Another survey revealed that three out of five parents back the removal of gender labels from clothes and toys by retailers and a quarter want gender neutral school uniforms.

As for Adele, despite receiving criticism in some quarters, she was widely praised for ‘smashing gender norms’ by allowing her young son to wear what he wanted.

Personally, I believe that all young children should be allowed to play with whatever they want from the dressing-up box and with whatever toys they want – whether that means a little boy pushing a stroller or a little girl dressing up as Superman. So what? They are little kids having fun.

This is not a question of sexuality. It is laughable to suggest that by saying that little boys should be able to wear dresses from the dressing up box, I am paving the way for them to be confused about their own gender!

The issue of transgender and body dysphoric children is a totally different and very serious issue which has to be addressed sensitively. Recently, for example, Brighton College became the first school to scrap its uniform code to accommodate boys who identify as girls outside school and vice versa.

As a child of the 70s and 80s, what really bemuses me is that by saying what I said – effectively that children should be allowed to play as they wish – I am saying anything at all revolutionary.

When I was growing up, the norms were that girls and boys played together – usually in their messy dungarees, one indistinguishable from the other, with whatever came to hand. The ‘pinkification’ of toys had barely started, thank goodness. We all played with proper Lego – none of your Lego Friends patronising nonsense – and it wasn’t considered odd for a girl to ask Father Christmas for a Meccano set or a chemistry set and get one. We were free to play.

Fast forward a couple of decades and the boom in marketing meant that greedy marketeers spotted the opportunity to split genders from cradle to the grave and start to market ‘boy’ and ‘girl’ options to parents and then to their children when they were old enough. Men daring to wear a pink shirt or any kind of pastel colour these days might be told they are ‘in touch with their feminine side’!

It has been suggested that I have asked for a ‘revolution in parenting’ by suggesting that children are allowed to play freely and forget whether they are a boy or girl when they are doing that.

Hardly! I am just calling for parents to reclaim their children from the marketeers who have tried to make it normal for girls only to want to play with their Baby Annabels or Chou Chous and for boys to need to show their machismo virtually from birth by playing with a train set or blue truck.
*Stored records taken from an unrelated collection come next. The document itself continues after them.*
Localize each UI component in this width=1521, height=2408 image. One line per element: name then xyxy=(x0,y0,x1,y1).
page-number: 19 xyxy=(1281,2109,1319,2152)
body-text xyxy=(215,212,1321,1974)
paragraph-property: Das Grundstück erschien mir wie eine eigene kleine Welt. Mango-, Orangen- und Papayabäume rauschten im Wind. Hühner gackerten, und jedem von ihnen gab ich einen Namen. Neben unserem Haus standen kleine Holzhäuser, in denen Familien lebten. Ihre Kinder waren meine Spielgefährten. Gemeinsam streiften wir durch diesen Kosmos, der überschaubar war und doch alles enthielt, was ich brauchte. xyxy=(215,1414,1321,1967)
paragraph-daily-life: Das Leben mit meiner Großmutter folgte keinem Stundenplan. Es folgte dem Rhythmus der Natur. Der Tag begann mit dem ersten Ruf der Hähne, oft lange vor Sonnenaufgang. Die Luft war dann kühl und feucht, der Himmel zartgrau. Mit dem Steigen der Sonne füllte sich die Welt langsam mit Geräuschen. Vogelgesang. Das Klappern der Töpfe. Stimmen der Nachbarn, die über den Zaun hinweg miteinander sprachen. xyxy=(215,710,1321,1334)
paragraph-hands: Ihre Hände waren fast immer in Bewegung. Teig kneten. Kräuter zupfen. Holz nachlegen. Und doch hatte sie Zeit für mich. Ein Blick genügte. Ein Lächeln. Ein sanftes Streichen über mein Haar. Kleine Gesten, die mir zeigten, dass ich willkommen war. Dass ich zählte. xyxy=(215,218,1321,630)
Whether so-called ‘gender-neutral parenting’ gives parents the freedom to think it’s OK to do something simple like paint their nursery pink, yellow or blue or rainbow coloured – whatever the gender of their child – or being careful of not imposing gender stereotypes and roles in their language – ‘be a man’, ‘don’t be a girly’ etc – or, ultimately, the freedom to encourage their daughter to pursue a career as an engineer without being put off by the stereotype that it is a ‘male’ career – then it is to be applauded surely.

Imposing restrictions on children and stereotyped gender behaviours from birth is just the sort of behaviour that does confuse children because they are not free to explore and create.

Gender neutral parenting means giving children this freedom – the freedom, ironically, not to be neutral!

While many will hate the label, any parent who wants to give their child the opportunity to be who they are, fulfil their potential and not be held back by stereotypes will be surprised to hear that they too, in the 21st Century, are a gender neutral parent – like the term or loathe it!